Reaching out and trying to promote the book has been difficult for me. I am not naturally an extrovert – although I’m not shy, I’m also not bold, so to cold contact reading curators, etc. to set up events has been uncomfortable. But taking the risk has paid off so far. In the past month, I have appeared at an author’s fair, had a launch reading in the community where I work, and have booked three other readings in areas that will be new audiences for me. People have responded well to the work, so even though I will never be completely comfortable with this aspect of the “po-biz,” I can say that I am conquering my fear.

*

On my residency this summer, I set a goal of submitting to journals with a more difficult chance of acceptance. Some are still pending. Others have received the good-old form rejection. But a favorite journal of mine, Labletter, accepted four poems from my Bishop/Lowell series for their 2014 issue. I believed in these poems finding the right home, and now they have. That risk brought great reward.

*

And, speaking of risks, tonight I created a new folder on my laptop with 107 poems that could be a second manuscript. I will do a little fidgeting in the next couple of months – placing poems into possible categories, looking for image threads that reach across poems, swapping poems in or out based on emerging themes. And, when my two weeks of winter break comes along, there will be paper. Patchwork fields of paper. Hopefully a risk worth taking.

The Return of the Prompt – and a Giveaway Contest!

I stopped writing weekly prompts a little over a year ago because I was burnt out from thinking more about how to write a prompt than I was thinking about how to write. I do enjoy working from a well-written prompt, however, and I still believe in the value of prompts for pushing writers into ideas and forms that may not have come up otherwise.

So, in celebration of the release of my book A House of Many Windows, I offer you today a challenge and an opportunity to win a free copy of said book! How, you say? How can I win?Comp_09 (1)

It’s easy. Simply write a poem based on the prompt directions below and send it to me via email at djvorreyer(at) gmail(dot)com.
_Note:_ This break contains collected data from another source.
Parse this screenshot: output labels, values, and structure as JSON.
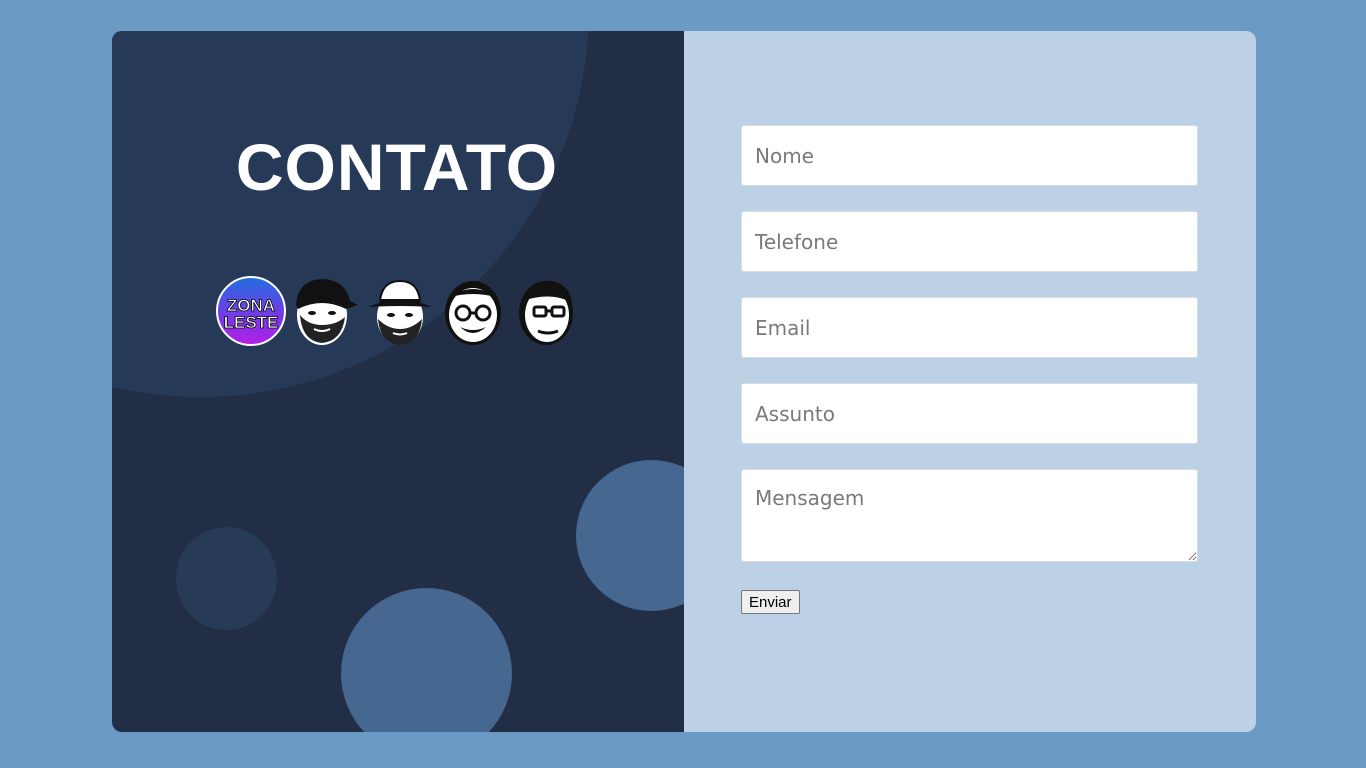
{
  "contact": {
    "title": "CONTATO",
    "logo_text_line1": "ZONA",
    "logo_text_line2": "LESTE"
  },
  "avatars": [
    {
      "icon": "zona-leste-logo-icon"
    },
    {
      "icon": "man-with-cap-face-icon"
    },
    {
      "icon": "man-with-hat-face-icon"
    },
    {
      "icon": "man-with-glasses-smiling-face-icon"
    },
    {
      "icon": "man-with-glasses-face-icon"
    }
  ],
  "form": {
    "name_placeholder": "Nome",
    "phone_placeholder": "Telefone",
    "email_placeholder": "Email",
    "subject_placeholder": "Assunto",
    "message_placeholder": "Mensagem",
    "submit_label": "Enviar"
  },
  "colors": {
    "page_background": "#6b9ac4",
    "left_panel": "#222e45",
    "right_panel": "#bdd1e6",
    "accent_circle": "#456790"
  }
}
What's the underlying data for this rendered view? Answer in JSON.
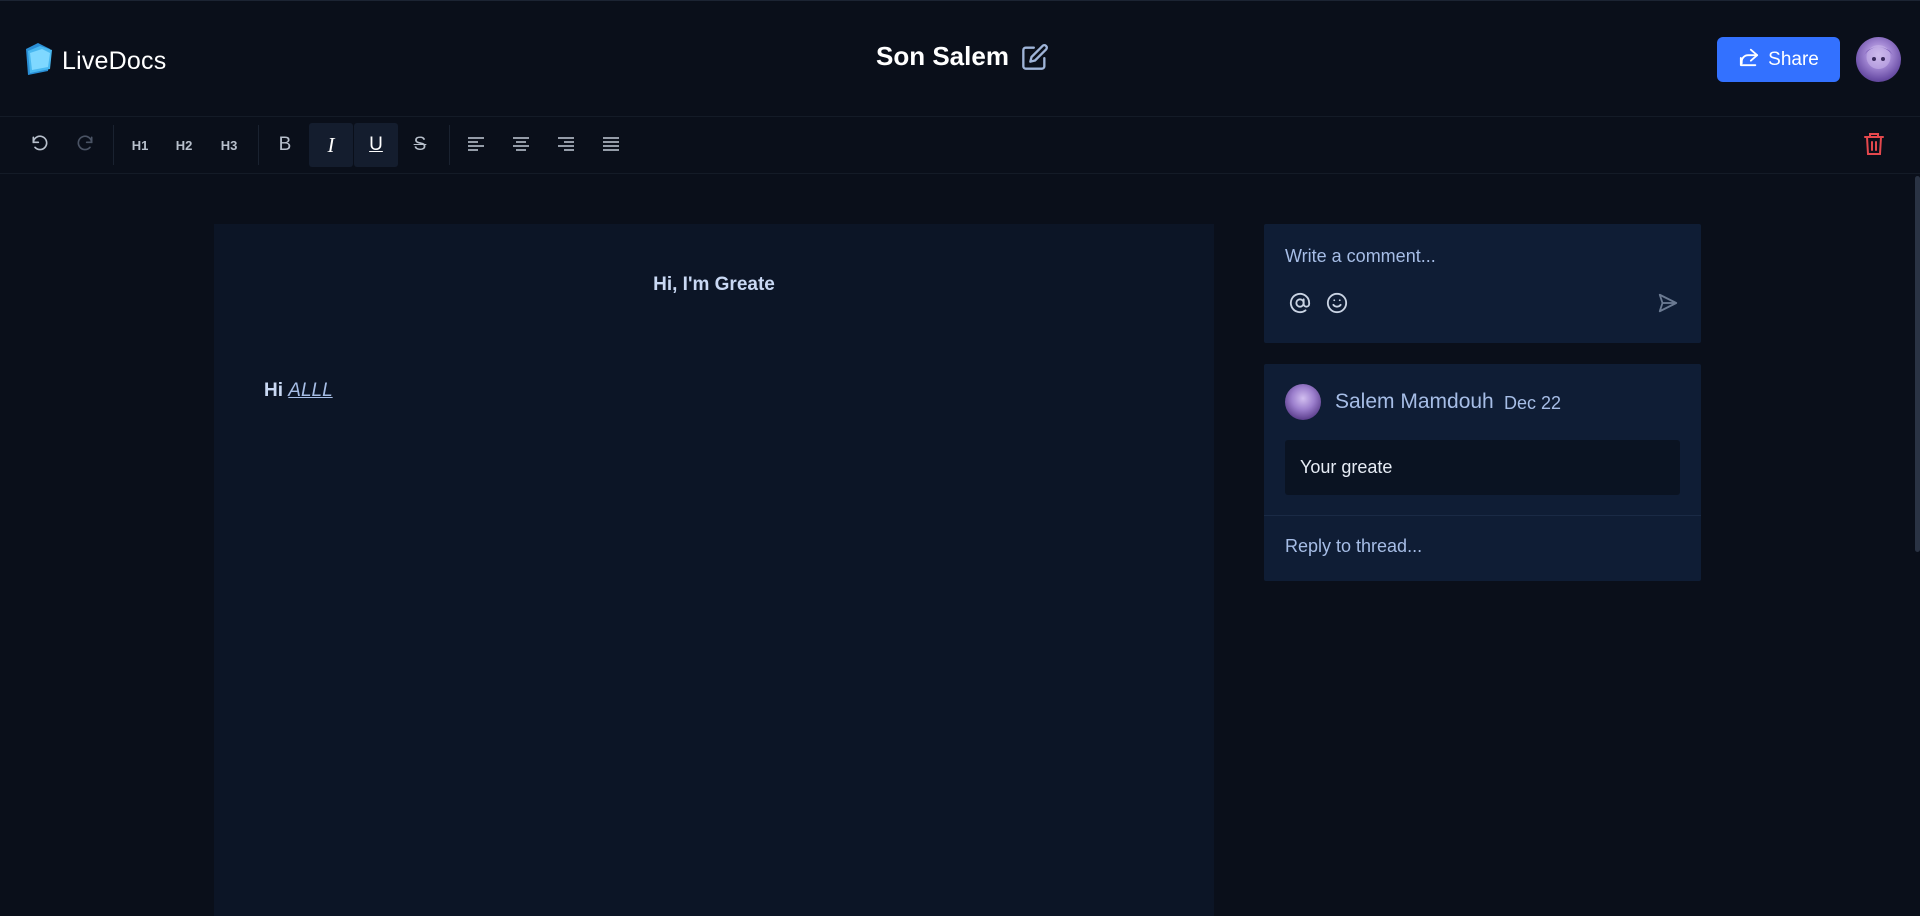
{
  "app": {
    "name": "LiveDocs"
  },
  "header": {
    "title": "Son Salem",
    "share_label": "Share"
  },
  "toolbar": {
    "h1": "H1",
    "h2": "H2",
    "h3": "H3",
    "bold": "B",
    "italic": "I",
    "underline": "U",
    "strike": "S"
  },
  "document": {
    "heading": "Hi, I'm Greate",
    "paragraph_prefix": "Hi ",
    "paragraph_emphasis": "ALLL"
  },
  "comments": {
    "placeholder": "Write a comment...",
    "thread": {
      "author": "Salem Mamdouh",
      "date": "Dec 22",
      "body": "Your greate",
      "reply_placeholder": "Reply to thread..."
    }
  },
  "colors": {
    "background": "#0a0f1a",
    "page": "#0c1526",
    "panel": "#0f1d35",
    "accent": "#3371ff",
    "danger": "#e5484d"
  }
}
I will choose a winner that will be published here on the blog, (of course, removed for you later if you choose to submit it elsewhere) and that winner will receive a free copy of the book in his/her very own mailbox.

The Challenge

Think about all of the windows and doors that have been a part of your life: the bedroom window from which you watched the stars or mooned over a crush; the door you slammed in your mother’s face; the window of the place you feel most at home; the door to your first apartment or family home; the tiny window near your office cubicle that offers you the smallest, most perfect square of sky.

A line in the penultimate poem of my book asks you to “think of the doors you have walked through and thought/I’m home. The windows you have opened near your bed/on a hot night. The lives you would have led/had one of them been nailed or painted shut.”

The prompt challenge is to: write about one of the windows or doors you remember and how it represents a thing or a moment that made a difference in your life. And, since I just took a sonnet workshop with the wonderful Molly Peacock, your poem should be sonnet-like. By that, I mean having any of the following elements that work for you:

  • work with the “magic proportion” (formally, an octave and a sestet; informally, a “front-loading” of sorts)
  • have some attention to music (follow a formal rhyme scheme if you like – or no rhyme but other musical elements of language)
  • have approximately 14 lines

Remember, the definition of a sonnet in contemporary poetry is pretty broad – don’t feel you have to get Elizabethan unless that really works for you! I will take emails for a week, then choose a winner. So throw open the nearest window, and get inspired!